Roger was also a former director of UCSD’s Scripps Institution of Oceanography, and Ellen was “truly its first lady,” according to Tony Haymet, director of the marine institution.

Roger died in 1991 at age 82.

Ellen shared Ellen Browning Scripps’ commitment to community. Her son, William Revelle, said, “She believed we are stewards of the planet and our population. She cared about people.”

Her many contributions to community included service on boards of the La Jolla Art Museum, The Bishop’s School, the La Jolla Playhouse, and Scripps Memorial Hospital.  She was also deeply involved with the La Jolla Music Society and the San Diego Symphony.

A celebration of her life was held May 10 at the La Jolla Museum of Contemporary Art, Ellen Browning Scripps’ former home.

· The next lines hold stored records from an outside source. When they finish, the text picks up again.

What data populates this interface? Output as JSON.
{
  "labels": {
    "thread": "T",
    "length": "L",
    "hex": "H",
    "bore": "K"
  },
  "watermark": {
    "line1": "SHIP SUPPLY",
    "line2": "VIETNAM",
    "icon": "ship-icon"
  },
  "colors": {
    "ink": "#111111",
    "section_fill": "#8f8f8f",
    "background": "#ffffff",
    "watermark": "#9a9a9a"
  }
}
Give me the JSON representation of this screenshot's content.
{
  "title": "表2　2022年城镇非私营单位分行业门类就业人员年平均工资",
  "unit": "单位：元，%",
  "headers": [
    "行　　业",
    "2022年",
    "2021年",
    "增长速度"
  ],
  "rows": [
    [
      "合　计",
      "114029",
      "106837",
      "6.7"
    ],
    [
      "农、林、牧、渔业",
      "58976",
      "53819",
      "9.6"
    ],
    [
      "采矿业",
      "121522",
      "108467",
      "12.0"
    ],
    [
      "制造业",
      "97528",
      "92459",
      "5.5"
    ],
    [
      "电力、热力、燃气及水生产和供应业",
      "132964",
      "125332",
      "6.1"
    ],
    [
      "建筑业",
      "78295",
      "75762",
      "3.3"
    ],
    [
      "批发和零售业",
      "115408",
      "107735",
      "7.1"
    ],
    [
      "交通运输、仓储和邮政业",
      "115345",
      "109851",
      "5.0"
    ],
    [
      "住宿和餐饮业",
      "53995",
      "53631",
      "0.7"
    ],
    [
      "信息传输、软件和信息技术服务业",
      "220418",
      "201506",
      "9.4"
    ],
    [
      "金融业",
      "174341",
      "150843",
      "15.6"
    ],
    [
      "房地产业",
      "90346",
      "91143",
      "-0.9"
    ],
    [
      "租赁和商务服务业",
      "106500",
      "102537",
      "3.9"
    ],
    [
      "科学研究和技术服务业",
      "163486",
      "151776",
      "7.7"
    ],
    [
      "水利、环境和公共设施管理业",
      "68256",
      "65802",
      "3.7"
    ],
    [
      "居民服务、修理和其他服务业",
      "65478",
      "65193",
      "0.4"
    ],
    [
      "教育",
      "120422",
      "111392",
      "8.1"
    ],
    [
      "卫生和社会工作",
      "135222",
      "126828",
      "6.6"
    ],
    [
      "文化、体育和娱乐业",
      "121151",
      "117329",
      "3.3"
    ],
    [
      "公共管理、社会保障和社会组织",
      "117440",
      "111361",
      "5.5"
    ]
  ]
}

After her four children, several of her grandchildren, and friends reflected on “the lightness of her being,” the several hundred assembled guests joined singers and musicians in Beethoven’s “Ode to Joy” (Symphony No. 9) in tribute to this remarkable woman.

The Scripps community will celebrate Ellen Revelle’s life on Saturday, October 3, at 2 p.m. in Margaret Fowler Garden at Scripps; a reception will follow in Revelle House. Contributions in her memory may be made to the James E. Scripps Scholarship Fund at Scripps College.